Washington plays ATF agent Doug Carlin, who is investigating an explosion. A dead woman, played by Paula Paton, washes up two hours before the explosion occurs. The film plays with conventional ideas about time and, although it's a complex topic, Washington says director Tony Scott based the premise on scientific fact.
"He said he didn't want to make a science fiction movie, but a science fact movie," Washington told The Early Show co-anchor Julie Chen. "He did a lot of research about surveillance and what they are capable of and found out a lot of information about the whole investigation in London and those bombings and how they track all that stuff down.
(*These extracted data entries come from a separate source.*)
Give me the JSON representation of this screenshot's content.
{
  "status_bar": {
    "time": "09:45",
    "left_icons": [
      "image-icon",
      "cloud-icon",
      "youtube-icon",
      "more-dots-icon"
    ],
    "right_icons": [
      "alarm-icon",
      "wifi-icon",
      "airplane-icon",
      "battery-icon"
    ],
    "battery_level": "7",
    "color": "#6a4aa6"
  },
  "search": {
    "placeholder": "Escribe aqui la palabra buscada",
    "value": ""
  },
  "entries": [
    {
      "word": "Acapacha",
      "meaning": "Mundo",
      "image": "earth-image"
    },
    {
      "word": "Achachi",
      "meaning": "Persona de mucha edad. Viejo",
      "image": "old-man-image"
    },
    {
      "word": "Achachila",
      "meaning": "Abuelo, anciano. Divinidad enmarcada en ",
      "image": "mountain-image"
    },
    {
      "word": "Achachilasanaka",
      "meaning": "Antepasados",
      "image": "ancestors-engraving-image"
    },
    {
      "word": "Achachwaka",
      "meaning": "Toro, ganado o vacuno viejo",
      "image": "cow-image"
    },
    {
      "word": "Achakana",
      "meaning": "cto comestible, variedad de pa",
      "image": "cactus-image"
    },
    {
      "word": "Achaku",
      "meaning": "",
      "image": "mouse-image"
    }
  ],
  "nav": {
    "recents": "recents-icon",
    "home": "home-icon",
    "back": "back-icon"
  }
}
So the film was steeped in that reality."
Carlin travels back in time to save the woman and ends up falling in love with her.
"I fall in love with a dead women," Washington said. "That's passion. That's love. That's commitment."
Washington is also enjoying success as an author. His book, "A Hand Guide to Me," is sitting comfortably at No. 6 on the New York Times bestseller list. He wrote the book as the national spokesperson for the Boys and Girls Club, and all the proceeds go to the organization. He interviews past members and alumni as well as other influential figures such as former Presidents Clinton and Carter, as well as Muhammad Ali.
"It's really inspiring," he said. "It's just good snippets of people's lives."
With all his success, Washington said he feels particularly grateful this season. He recently traveled to Thailand to work on the upcoming movie "American Gangster" with Ridley Scott.
"The average salary for a year was $500," he said. "And we went to this open air market. And everything that moves is fried and cooked up — everything. You tend to forget how good we really have it, not just in our positions, but in general. So I am thankful, No. 1, just to be here. I'm telling you, it's not bad."